Inside Out, though, was a bit of an exception, as Docter said the cast, which included Amy Poehling, Lewis Black, Mindy Kaling and Richard Kind among its vocal luminaries, “had so many great improv actors that goof around, we said, ‘you know what, play around with this. Sometimes we would use those takes.”
Sometimes the finished lines would be spliced from several takes – all part of the way Pixar essentially builds all its films from “the inside out.”
British-based claymation masters Aardman Studios won an Oscar a little over a decade ago for their Wallace & Gromit adventure Curse of the Were-Rabbit. Now they’re back in the hunt with the feature-length adventures of Shaun the Sheep, derived from their popular British TV show set on Mossy Bottom Farm.

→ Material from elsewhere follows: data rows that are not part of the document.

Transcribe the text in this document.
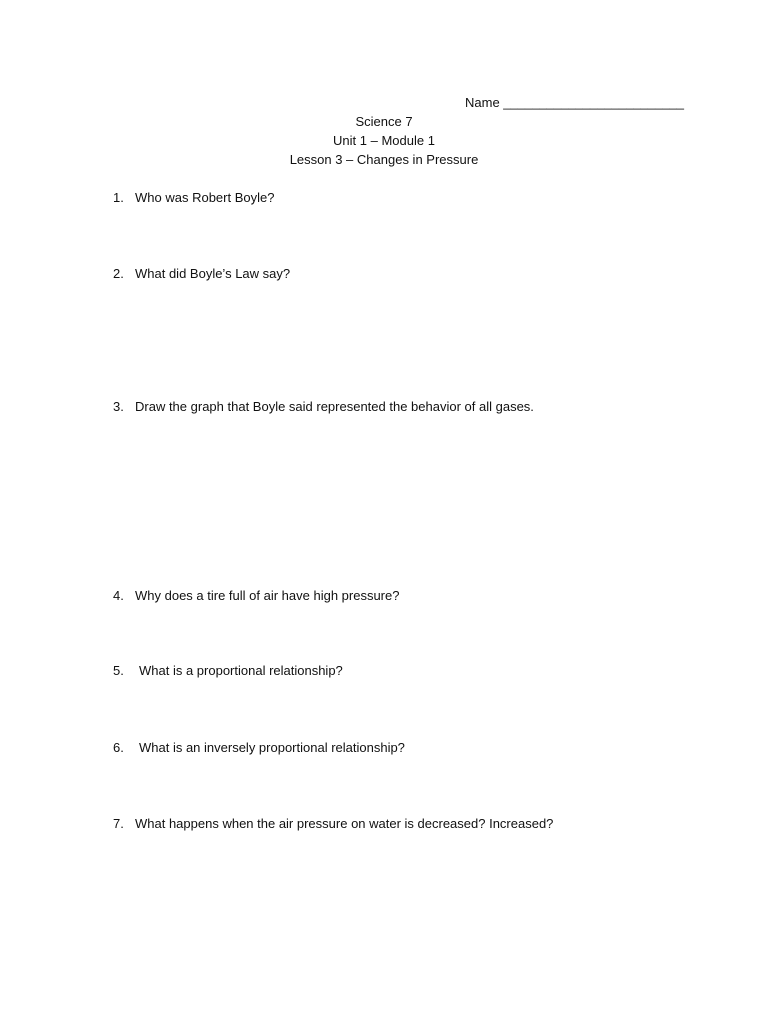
Name _________________________
Science 7
Unit 1 – Module 1
Lesson 3 – Changes in Pressure
1. Who was Robert Boyle?
2. What did Boyle’s Law say?
3. Draw the graph that Boyle said represented the behavior of all gases.
4. Why does a tire full of air have high pressure?
5. What is a proportional relationship?
6. What is an inversely proportional relationship?
7. What happens when the air pressure on water is decreased? Increased?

Here, the resourceful Shaun wants to give his flock a day off from early risings and sheep shearings, but as with any good comedy, an attempt to have a quiet day at home – especially one where each barnyard animal is a distinct character – goes quickly awry.
The film is silent in the same way that Boy and the World is – grunts, muttered dialogue, sounds and music fill in the aural side of the movie, but you’re not meant to listen to characters talking. Here, it’s the expressiveness of the faces, and the occasional pun (look quickly and you’ll see a cow jumping over a pub named “The Moon”), and a logic to the visual humor – sheep in human clothes, chase scenes and careening vehicles – that trace its roots not just to Aardman’s earlier work, but the visual expressiveness of silent film masters like Buster Keaton.
Interestingly, Aardman had tried using modern animation techniques when they rendered their 2006 film, Flushed Away, in partnership with Dreamworks, to make it look like claymation, even though it wasn’t. That film didn’t jibe nearly as well with audiences or critics, and Aardman has been happily old school ever since.
When Marnie Was There
When Marnie Was There is a poignant film in many ways, not the least of which, because this may be the last feature film from the great Studio Ghibli, which has created anime masterpieces, including the nominated Howl’s Moving Castle, and the superlative Spirited Away, which won the second Oscar in this category in 2002. Founder and guiding light Hayao Miyazaki has announced his own retirement, and while he said he never intended to take the studio into retirement with him, there’s some question as to whether there will ever be a follow up to Marnie, or whether this will remain this great animation house’s final film.
Director Hiromasa Yonebayashi and producer Yoshiaki Nishimura have adapted the late British YA author Joan G. Robinson’s 1967 novel and given it a Japanese setting. As we’ve come to expect in a Studio Ghibli outing, the visuals are lush and vivid, especially once the protagonist, 12-year-old Anna, arrives at the seaside town she’ll be summering at with relatives, as she attempts to escape the depression, and asthma, afflicting her in her foster home, back in the city.
This becomes a tale of tentative friendships and suspected hauntings, and as with many of the studio’s outings, there’s a particular loss (or two) that undergirds events, leaving unrectified spirits to try and bridge past and present. While one comes to expect stunningly drawn visuals from Ghibli, in Marnie there is also an almost Douglas Sirk-like use of vivid color and settings to reflect the inner emotional landscapes of its characters.
Sequences set on the night of the Tanabata (or Star) Festival – which here is presented in a way similar to Halloween, with masks and treats – and in a grand house that may, or may not, be haunted, are especially memorable. Besides its contribution to the visual canon of animation, Studio Ghibli once again reminds us that the emotions felt in childhood – and while coming out of it – can be just as real, and deserving of respect and exploration, as anything felt in adulthood.